Think of legacy assets such as family vacation property, land, artwork, collections or funds of charitable monies. These assets occupy a place on the family’s sheet. They can be valued in dollars, and they may figure significantly in a financial plan with respect to asset allocation and diversification. But the primary reason the family owns the asset is for its value other than the asset’s capacity to generate cash.
Consider these examples:
- Family One runs a very profitable third-generation food manufacturing business. The business’ profitability makes it important to the family. But the asset that means the most to the family is an historic, eighth-generation homestead that requires expensive upkeep. The family pays for the upkeep with profits from the food business.
- Family Two runs a sixth-generation farm in addition to their holdings in insurance and retailing. The crops from the farm are marginally profitable, yet because of the family’s ties to the land, not one family member wants to sell the property (even though several of them are under pressure to sell).
- Family Three owns an operating company that’s declining in value. In the prior generation, many distributions from the operating company went into a family foundation, which makes cutting-edge grants to local charities. Intra-family tensions about decisionmaking in the operating company threaten to damage the foundation’s effectiveness.
In such cases, the family must consider decisionmaking, succession planning and transitions in the legacy asset alongside planning for the family business. The legacy asset’s governance must be considered in its own right, simply because of the asset’s non-financial value to the family. But even more, the legacy asset’s governance bears attention because the legacy asset’s decision-making structure and dynamics may influence the decisionmaking that goes on in the family business. For both these reasons, the legacy asset needs a governance structure of its own – one that fits the family, just as the governance structure for the family business fits the family.
To accomplish this, the family will need to consider its attitudes toward issues that arise with this kind of property. For example (and most of these pertain to non-charitable legacy assets):
- Shared purpose: Why does the family want to own or use this property together? What do they hope to get out of shared ownership or use of the property? How long do they intend to keep the property in the family? Under what circumstances would they sell the property, and why?

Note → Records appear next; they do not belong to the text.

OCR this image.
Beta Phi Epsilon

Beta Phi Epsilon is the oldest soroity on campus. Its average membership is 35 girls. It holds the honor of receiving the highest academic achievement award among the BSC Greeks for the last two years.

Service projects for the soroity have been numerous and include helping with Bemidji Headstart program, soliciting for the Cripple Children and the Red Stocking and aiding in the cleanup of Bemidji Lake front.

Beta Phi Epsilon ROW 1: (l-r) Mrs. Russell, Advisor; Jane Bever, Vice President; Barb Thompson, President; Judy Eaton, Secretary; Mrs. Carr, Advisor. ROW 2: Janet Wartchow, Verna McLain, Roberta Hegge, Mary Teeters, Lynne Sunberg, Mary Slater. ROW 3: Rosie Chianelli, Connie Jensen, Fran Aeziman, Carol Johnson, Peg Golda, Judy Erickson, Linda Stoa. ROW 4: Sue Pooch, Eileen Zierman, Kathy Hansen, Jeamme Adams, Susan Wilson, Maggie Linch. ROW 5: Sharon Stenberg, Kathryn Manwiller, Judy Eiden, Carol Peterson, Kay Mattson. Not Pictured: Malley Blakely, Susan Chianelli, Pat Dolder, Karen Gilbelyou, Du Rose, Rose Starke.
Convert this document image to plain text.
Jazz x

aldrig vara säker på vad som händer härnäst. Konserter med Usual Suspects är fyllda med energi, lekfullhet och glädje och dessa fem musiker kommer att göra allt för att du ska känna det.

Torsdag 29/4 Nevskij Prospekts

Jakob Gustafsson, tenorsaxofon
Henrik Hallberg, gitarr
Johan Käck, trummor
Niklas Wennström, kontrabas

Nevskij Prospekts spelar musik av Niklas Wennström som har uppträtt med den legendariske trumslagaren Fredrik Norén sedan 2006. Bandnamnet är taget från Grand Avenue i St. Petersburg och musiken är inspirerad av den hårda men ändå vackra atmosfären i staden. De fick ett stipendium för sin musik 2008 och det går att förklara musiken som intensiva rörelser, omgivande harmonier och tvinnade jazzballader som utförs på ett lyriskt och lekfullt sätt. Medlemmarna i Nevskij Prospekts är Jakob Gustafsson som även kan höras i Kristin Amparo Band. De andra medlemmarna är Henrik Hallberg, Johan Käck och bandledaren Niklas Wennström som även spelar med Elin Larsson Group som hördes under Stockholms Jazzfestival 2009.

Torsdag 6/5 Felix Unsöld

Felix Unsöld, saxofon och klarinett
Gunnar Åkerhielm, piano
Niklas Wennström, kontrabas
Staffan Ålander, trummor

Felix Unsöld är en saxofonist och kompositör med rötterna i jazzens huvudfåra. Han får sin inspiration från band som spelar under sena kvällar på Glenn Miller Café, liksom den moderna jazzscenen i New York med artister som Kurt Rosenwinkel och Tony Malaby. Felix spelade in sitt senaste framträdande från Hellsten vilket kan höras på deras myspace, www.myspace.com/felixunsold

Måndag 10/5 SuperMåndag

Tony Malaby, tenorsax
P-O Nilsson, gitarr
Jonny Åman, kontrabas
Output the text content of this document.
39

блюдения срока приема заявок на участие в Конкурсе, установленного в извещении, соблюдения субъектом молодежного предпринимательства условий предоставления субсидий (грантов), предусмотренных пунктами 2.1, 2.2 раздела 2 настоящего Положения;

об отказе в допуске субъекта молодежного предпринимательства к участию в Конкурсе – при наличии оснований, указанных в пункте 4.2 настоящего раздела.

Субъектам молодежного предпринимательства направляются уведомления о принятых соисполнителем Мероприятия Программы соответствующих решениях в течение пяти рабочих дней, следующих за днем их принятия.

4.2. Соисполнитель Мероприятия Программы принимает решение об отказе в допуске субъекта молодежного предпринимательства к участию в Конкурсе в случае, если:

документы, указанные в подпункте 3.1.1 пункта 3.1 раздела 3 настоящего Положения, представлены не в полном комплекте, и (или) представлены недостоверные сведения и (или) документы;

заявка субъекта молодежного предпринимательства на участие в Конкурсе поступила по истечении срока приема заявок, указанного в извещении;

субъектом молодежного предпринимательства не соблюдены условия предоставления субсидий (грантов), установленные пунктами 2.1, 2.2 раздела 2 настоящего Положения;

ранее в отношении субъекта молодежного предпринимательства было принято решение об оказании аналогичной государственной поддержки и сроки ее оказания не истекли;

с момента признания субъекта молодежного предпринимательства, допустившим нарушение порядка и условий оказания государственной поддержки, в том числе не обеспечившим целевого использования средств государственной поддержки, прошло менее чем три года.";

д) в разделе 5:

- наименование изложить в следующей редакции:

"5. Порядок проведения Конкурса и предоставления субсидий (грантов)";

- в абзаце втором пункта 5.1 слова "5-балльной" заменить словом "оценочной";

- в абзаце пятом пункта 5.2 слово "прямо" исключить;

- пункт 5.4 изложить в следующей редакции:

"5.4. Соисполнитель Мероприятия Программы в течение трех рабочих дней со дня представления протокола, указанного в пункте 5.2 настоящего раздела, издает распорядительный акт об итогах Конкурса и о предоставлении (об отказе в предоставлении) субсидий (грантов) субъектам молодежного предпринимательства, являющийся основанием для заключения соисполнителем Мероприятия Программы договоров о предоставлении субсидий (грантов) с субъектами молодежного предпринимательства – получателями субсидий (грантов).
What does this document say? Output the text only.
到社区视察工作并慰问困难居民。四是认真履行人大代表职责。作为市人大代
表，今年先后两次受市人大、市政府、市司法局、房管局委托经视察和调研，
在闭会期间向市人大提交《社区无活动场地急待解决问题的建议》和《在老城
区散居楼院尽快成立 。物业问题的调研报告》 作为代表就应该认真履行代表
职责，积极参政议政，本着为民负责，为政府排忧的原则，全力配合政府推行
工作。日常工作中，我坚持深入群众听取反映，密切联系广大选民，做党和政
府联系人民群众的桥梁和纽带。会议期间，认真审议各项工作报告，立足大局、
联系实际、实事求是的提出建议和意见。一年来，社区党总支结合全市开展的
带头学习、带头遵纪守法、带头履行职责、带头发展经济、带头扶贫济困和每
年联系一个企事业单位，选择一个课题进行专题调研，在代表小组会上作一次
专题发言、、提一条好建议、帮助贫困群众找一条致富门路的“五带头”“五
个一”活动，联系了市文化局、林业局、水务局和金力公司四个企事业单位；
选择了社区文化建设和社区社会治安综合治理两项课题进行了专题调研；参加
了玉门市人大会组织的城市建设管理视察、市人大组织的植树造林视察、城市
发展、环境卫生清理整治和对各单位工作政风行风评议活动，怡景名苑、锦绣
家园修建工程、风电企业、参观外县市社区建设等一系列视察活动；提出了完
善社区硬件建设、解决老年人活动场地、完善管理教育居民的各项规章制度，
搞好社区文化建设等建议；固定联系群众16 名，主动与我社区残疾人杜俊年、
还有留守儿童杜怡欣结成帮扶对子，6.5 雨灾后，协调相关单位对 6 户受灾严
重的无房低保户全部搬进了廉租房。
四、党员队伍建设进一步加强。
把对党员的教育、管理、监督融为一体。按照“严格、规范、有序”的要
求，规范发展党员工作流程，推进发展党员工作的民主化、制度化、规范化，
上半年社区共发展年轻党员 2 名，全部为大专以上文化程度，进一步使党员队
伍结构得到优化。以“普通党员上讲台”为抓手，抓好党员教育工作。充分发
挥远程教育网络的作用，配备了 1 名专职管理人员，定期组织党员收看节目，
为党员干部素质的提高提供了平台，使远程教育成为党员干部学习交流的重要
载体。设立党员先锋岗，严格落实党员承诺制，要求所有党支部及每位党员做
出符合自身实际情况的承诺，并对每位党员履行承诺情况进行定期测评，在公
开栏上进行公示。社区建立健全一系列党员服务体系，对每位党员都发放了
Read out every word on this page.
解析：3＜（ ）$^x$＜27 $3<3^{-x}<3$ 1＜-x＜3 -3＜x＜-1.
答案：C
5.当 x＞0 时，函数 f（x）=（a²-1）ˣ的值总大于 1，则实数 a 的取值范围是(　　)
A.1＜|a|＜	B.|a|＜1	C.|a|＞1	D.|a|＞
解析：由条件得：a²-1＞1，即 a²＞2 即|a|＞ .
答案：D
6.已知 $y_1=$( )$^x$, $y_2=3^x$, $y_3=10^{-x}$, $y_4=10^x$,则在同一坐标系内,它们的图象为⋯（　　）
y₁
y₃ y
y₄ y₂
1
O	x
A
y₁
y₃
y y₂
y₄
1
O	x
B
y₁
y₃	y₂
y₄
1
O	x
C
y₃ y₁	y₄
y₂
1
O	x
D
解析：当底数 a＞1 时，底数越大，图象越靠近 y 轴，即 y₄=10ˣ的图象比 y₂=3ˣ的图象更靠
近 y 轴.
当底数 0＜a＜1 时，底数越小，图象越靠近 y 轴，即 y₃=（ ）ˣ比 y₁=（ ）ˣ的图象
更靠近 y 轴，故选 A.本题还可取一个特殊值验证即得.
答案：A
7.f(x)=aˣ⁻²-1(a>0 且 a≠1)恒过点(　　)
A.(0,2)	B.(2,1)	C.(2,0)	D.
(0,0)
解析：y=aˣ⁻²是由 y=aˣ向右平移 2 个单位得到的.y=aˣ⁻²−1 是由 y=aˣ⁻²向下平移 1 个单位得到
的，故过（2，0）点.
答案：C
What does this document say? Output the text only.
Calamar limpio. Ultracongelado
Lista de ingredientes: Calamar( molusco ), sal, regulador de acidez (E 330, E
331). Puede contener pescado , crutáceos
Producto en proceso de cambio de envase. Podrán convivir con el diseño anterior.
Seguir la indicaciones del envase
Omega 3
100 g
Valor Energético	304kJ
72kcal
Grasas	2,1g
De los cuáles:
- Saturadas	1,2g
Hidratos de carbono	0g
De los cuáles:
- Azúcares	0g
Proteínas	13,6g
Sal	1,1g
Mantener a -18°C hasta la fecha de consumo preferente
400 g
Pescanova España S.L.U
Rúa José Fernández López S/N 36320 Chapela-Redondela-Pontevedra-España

- Valuation and exit: Should the asset be valued so as to enable family members to exit easily, or does the family see itself as a long-term custodian of the property, such that exit needs to be discouraged?
- Care and maintenance: How does the family intend to balance responsibility for taking care of the property? Is there a governance reason for family members themselves to perform any of the upkeep, or will the family simply hire out all the work?
- Funding: Will the family pay for upkeep of the property using money from its for-profit activities, such as an operating company? If not, how will the family fund the upkeep?
- Outsiders nearby: If land is concerned, how will the family deal with succession issues that arise with owners of nearby properties?
These examples aren’t a complete list, and they can’t be. Ownership attitudes are unique to each family, and the legacy assets themselves are unique. That is why each legacy asset deserves its own governance structure - one that fits the family and the asset.